A circa 20 minuti dalla fine ho messo pausa per scrivermi una battuta che mi ha colpito, e scoprendo di essere quasi alla fine ho sentito il bisogno ancestrale di sbattere i piedi per terra e gridare “ne voglio ancora, non voglio che finisca!”.

Poi ho assistito alla scena finale, e quella rottura della quarta parete che Spielberg compie attraverso un movimento di macchina che si collega al dialogo precedente mi ha fatto sorridere al punto da perdonarlo per aver concluso un film da cui non avrei voluto staccarmi. Anche perché riflettendoci bene il film finisce nel punto in cui inizia a lavorare, e basta riprendere la sua filmografia per poter continuare la narrazione nella mente.

La grandezza del film a mio parere sta proprio nel mostrare come un artista metta se stesso dentro la propria opera e viceversa di come l’arte influenzi l’artista in maniera violenta.

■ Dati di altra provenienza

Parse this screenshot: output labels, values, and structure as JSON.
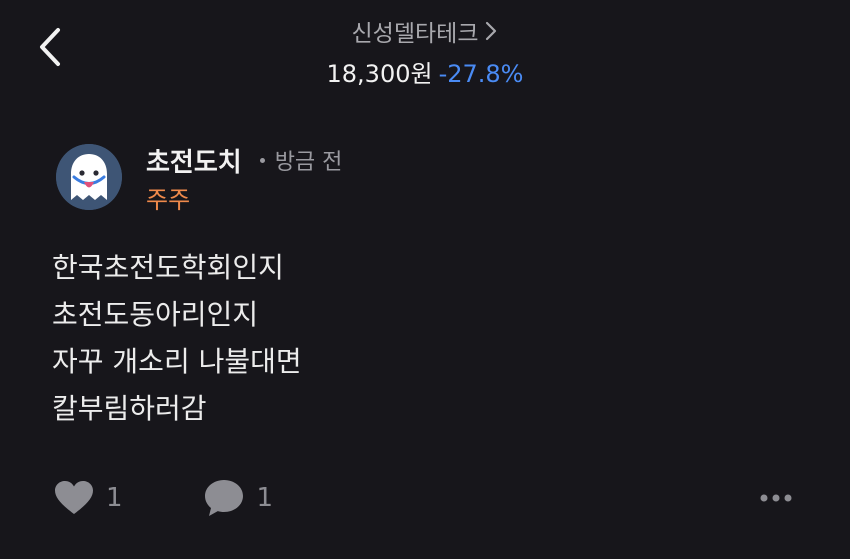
{
  "header": {
    "stock_name": "신성델타테크",
    "price": "18,300원",
    "change": "-27.8%"
  },
  "post": {
    "author": "초전도치",
    "time": "방금 전",
    "role": "주주",
    "lines": [
      "한국초전도학회인지",
      "초전도동아리인지",
      "자꾸 개소리 나불대면",
      "칼부림하러감"
    ]
  },
  "actions": {
    "like_count": "1",
    "comment_count": "1"
  },
  "icons": {
    "back": "chevron-left-icon",
    "stock_link": "chevron-right-icon",
    "like": "heart-icon",
    "comment": "comment-bubble-icon",
    "more": "more-dots-icon",
    "avatar": "ghost-avatar"
  },
  "colors": {
    "background": "#17161b",
    "price_change": "#4a8bf4",
    "role_badge": "#f08a4b",
    "muted": "#9a9aa0"
  }
}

In Escape to Nowhere, il film di guerra che gira a 14 anni con i suoi amici, raccoglie tutto il peso e senso di colpa e lo trasmette all’amico (e a noi spettatori) caricandolo al punto da scioglierlo in un pianto, nonostante si trattasse di un attore improvvisato.

Questo lavoro in particolare mi ha fatto venire voglia di recuperare le versioni originali, su YouTube sono riuscito a recuperarne una buona porzione.

A volte ci si dimentica che dietro i film ci siano delle persone, che dietro un progetto ci sia una figura il cui scopo è quello di tenere in piedi la veridicità della finzione rappresentata, che dietro una storia fittizia ci siano esseri umani in carne ed ossa con sentimenti, emozioni e pensieri.

The Fabelmans mi ha smosso qualcosa dentro, ed è probabilmente destinato a rientrare tra i miei film preferiti.

Cine-tatuaggio: un treno di profilo che percorre lo spazio tra l’indice e il pollice della mano destra. Un’auto sul pollice destro.